Freedom of expression is foundational to the academic enterprise where knowledge is expanded by exploring, testing and debating ideas in the classroom and laboratory, as well as in the coffee shop and residence hall. Yet the exercise of this freedom inevitably prompts questions about professional responsibility and how, or whether, academic communities might establish necessary limits. These issues came to the fore at many institutions in the last academic year:
- The U.S. House Ways and Means Oversight Subcommittee held a hearing March 2 to ask if tax-exempt colleges and universities are suppressing the free exchange of ideas on campus. Topics included students’ rights to demonstrate or support political candidates; the role of faculty in political activism; and whether the tax-exempt status of the institution has any bearing on students’ free speech.
- A Newsweek article in May was headlined, “The Battle Against ‘Hate Speech’ on College Campuses Gives Rise to a Generation That Hates Speech.”
- The British publication Spiked published its second annual “Free Speech University Rankings” under the headline, “The Epidemic of Campus Censorship.”
- In March the AAUP issued a statement questioning whether Title IX compromises freedom of expression by “too broadly” defining sexual harassment.
- Headlines in the U.S. focused on faculty members removed from their positions at several institutions because of controversial statements on blogs or social media.

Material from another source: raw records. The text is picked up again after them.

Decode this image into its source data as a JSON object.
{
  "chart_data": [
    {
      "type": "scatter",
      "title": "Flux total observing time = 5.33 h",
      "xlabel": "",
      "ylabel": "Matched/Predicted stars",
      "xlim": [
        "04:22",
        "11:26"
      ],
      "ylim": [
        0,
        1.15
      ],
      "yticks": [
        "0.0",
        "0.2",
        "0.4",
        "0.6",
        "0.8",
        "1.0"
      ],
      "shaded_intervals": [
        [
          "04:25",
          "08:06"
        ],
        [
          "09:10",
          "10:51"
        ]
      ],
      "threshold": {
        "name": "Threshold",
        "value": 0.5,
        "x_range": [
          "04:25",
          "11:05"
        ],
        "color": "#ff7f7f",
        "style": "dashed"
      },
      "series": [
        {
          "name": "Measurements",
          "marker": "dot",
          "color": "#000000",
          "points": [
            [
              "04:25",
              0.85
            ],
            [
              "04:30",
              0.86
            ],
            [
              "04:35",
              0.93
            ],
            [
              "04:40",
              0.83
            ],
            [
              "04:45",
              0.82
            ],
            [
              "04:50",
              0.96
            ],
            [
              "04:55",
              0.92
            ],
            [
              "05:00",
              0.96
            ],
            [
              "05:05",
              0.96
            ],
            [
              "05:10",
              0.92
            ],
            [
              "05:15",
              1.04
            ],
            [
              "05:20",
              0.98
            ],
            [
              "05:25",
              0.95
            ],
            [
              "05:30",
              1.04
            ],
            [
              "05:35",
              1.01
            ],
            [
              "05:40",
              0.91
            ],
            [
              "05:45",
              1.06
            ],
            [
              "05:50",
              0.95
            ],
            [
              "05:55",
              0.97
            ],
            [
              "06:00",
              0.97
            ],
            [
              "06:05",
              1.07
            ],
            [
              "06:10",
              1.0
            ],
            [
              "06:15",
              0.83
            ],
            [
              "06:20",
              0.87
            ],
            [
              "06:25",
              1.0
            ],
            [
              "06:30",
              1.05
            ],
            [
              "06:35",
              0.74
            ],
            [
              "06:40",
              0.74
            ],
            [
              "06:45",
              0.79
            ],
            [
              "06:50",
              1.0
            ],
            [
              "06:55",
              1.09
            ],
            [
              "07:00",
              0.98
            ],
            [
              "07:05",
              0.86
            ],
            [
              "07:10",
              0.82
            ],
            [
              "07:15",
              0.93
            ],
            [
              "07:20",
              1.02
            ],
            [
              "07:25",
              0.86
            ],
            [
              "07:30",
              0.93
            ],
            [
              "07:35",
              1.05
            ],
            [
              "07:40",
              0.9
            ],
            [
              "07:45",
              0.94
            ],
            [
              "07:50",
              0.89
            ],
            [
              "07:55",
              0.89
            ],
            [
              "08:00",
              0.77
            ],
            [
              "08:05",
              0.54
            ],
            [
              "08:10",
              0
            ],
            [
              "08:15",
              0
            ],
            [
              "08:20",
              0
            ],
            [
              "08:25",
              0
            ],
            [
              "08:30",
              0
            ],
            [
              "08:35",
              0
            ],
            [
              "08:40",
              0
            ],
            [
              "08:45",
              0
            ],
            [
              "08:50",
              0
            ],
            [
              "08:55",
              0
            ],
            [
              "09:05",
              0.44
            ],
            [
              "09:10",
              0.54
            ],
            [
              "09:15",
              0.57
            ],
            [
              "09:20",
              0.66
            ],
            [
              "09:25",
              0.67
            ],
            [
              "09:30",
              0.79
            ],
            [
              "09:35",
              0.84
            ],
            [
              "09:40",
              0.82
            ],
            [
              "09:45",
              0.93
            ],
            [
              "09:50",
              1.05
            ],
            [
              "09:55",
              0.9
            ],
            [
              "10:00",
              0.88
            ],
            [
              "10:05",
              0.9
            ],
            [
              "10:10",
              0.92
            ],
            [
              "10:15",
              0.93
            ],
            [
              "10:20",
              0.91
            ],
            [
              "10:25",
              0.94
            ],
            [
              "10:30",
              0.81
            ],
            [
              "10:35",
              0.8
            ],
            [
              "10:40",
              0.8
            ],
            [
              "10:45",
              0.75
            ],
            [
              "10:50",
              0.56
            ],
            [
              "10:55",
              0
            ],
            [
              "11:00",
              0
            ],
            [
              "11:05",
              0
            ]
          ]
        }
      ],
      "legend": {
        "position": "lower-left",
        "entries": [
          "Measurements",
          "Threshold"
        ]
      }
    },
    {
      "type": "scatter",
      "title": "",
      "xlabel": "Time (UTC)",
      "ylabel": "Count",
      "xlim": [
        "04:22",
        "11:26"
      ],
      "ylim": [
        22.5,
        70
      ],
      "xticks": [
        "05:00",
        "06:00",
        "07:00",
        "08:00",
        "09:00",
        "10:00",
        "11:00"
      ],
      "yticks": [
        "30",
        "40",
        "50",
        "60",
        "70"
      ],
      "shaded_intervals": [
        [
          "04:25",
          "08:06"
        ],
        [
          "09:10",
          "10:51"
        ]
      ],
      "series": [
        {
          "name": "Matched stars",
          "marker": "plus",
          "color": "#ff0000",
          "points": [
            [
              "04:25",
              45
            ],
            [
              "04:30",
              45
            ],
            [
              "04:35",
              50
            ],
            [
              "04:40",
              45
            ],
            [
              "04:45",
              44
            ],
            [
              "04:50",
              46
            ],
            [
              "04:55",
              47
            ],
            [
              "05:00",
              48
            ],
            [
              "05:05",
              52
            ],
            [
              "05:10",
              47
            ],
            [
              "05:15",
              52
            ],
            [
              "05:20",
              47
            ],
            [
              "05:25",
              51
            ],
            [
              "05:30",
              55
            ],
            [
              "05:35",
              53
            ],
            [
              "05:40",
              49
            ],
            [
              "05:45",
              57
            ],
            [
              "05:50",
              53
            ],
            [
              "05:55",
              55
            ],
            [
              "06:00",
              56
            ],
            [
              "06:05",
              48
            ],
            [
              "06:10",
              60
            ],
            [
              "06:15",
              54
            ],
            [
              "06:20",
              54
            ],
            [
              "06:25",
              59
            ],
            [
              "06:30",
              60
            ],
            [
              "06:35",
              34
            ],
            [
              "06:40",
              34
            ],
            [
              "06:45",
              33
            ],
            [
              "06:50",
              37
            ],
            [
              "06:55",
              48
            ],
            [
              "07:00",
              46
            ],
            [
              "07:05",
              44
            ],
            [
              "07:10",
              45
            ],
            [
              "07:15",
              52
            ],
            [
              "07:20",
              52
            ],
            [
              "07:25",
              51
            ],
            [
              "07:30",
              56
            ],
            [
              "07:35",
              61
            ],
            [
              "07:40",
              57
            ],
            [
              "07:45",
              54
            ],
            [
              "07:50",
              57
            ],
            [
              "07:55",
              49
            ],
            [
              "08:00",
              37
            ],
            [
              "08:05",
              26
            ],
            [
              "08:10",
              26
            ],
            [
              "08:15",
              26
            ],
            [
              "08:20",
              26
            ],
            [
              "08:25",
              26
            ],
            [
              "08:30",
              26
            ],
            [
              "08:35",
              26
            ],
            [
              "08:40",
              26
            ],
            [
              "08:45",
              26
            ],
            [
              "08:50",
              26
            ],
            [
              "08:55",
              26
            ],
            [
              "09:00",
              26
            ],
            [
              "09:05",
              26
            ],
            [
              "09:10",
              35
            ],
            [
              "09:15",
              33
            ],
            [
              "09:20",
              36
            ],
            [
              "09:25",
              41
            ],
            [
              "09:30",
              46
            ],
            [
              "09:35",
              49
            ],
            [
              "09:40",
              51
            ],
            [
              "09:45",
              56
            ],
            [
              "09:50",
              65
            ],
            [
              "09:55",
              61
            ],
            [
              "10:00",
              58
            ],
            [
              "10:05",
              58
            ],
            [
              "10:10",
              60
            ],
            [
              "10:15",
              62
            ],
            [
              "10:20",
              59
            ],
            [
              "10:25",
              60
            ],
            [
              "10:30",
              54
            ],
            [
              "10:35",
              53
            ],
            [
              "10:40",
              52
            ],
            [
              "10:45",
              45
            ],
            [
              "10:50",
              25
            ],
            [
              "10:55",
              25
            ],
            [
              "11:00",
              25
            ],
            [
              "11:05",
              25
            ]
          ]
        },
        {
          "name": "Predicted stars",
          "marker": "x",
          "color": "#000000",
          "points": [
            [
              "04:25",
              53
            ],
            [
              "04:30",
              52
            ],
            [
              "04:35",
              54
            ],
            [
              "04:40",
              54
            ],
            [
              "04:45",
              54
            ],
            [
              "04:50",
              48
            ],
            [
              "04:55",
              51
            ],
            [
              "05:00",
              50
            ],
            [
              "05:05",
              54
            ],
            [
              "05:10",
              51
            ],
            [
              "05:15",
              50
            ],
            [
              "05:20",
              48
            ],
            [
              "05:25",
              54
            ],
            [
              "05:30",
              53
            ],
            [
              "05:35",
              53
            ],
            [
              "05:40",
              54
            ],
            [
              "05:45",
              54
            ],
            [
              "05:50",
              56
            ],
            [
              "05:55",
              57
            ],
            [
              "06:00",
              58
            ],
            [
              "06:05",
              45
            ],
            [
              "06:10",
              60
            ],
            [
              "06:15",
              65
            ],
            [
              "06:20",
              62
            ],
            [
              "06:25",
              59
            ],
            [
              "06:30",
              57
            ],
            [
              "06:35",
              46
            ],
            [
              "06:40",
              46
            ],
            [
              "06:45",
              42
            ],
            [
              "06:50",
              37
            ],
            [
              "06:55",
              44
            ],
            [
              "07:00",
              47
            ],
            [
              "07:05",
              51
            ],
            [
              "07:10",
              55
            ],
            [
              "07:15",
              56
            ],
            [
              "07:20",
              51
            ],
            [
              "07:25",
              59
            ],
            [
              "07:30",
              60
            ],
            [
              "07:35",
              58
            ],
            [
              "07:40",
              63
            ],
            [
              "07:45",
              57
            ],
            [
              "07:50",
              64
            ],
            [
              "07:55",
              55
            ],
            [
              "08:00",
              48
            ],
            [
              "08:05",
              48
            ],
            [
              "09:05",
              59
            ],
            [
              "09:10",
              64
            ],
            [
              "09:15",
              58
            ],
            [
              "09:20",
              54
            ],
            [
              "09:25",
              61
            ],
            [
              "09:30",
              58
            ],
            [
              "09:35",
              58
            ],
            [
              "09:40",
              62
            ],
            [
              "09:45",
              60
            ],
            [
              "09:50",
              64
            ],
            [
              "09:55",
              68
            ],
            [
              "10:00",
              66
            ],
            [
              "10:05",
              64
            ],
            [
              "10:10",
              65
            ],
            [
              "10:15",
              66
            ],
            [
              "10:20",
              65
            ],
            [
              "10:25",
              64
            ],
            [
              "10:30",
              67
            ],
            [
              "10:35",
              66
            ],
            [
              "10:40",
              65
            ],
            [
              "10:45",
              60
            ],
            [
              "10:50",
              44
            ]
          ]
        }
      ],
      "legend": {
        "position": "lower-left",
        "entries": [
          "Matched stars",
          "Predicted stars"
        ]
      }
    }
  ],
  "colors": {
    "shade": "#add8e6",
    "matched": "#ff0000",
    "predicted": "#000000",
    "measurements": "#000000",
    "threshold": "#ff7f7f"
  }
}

- 2015–16 controversies making news also included attempts to alter the content of artistic productions and exhibitions; demands to rename campus facilities; calls to remove symbols deemed offensive by some; protests disrupting speakers and programs; rescinded invitations to commencement speakers and other lecturers; and the growing number of textbooks and course syllabi with “trigger warnings” alerting students to content that may be disturbing.
The Conclave also will include discussions of the particular challenges encountered in some international contexts where academic freedoms are far more limited. The program will offer separate tracks for presidents and senior academic officers, so each president is encouraged to bring a provost or dean. A special track for presidents’ spouses is also planned.